1. Eckert’s abdominal area was X-rayed; no narcotics were found.
2. Doctors then performed an exam of Eckert’s anus with their fingers; no narcotics were found.
3. Doctors performed a second exam of Eckert’s anus with their fingers; no narcotics were found.
4. Doctors penetrated Eckert’s anus to insert an enema. Eckert was forced to defecate in front of doctors and police officers. Eckert watched as doctors searched his stool. No narcotics were found.
5. Doctors penetrated Eckert’s anus to insert an enema a second time. Eckert was forced to defecate in front of doctors and police officers.

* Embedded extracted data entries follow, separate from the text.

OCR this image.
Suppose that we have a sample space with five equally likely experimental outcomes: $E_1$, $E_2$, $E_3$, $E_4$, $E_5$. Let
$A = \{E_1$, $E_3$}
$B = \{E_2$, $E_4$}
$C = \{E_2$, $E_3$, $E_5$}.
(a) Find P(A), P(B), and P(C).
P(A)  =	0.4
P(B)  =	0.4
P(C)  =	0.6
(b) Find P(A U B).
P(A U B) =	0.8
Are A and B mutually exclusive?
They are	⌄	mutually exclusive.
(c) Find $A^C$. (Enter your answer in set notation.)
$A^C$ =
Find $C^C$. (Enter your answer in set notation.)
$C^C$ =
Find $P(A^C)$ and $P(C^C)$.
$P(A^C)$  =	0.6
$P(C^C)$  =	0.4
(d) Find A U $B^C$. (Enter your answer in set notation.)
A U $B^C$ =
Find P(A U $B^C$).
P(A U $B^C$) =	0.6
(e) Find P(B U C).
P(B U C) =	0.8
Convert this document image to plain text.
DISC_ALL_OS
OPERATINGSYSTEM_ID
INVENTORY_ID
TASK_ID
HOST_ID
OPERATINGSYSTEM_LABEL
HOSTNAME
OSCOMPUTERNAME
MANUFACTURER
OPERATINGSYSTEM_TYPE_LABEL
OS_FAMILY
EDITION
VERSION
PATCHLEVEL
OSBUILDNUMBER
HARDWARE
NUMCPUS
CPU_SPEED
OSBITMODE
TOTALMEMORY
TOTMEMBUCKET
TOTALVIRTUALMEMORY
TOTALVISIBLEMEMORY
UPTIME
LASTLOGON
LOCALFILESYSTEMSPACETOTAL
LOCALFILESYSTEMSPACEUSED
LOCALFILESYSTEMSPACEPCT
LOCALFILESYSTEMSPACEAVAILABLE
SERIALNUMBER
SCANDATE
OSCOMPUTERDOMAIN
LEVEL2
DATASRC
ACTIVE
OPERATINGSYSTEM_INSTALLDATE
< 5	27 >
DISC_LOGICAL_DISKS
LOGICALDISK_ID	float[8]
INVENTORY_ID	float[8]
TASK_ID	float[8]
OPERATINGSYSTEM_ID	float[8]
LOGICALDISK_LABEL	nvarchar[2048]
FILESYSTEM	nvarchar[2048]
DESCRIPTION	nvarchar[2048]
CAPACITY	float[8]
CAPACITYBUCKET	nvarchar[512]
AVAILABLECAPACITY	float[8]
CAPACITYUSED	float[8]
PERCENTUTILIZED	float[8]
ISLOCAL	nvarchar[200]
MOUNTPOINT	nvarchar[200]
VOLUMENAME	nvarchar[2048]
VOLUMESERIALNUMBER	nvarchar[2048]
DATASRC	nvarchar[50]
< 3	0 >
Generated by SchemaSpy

Eckert watched as doctors searched his stool. No narcotics were found.
6. Doctors penetrated Eckert’s anus to insert an enema a third time. Eckert was forced to defecate in front of doctors and police officers. Eckert watched as doctors searched his stool. No narcotics were found.
7. Doctors then X-rayed Eckert again; no narcotics were found.
8. Doctors prepared Eckert for surgery, sedated him, and then performed a colonoscopy where a scope with a camera was inserted into Eckert’s anus, rectum, colon and large intestines. No narcotics were found.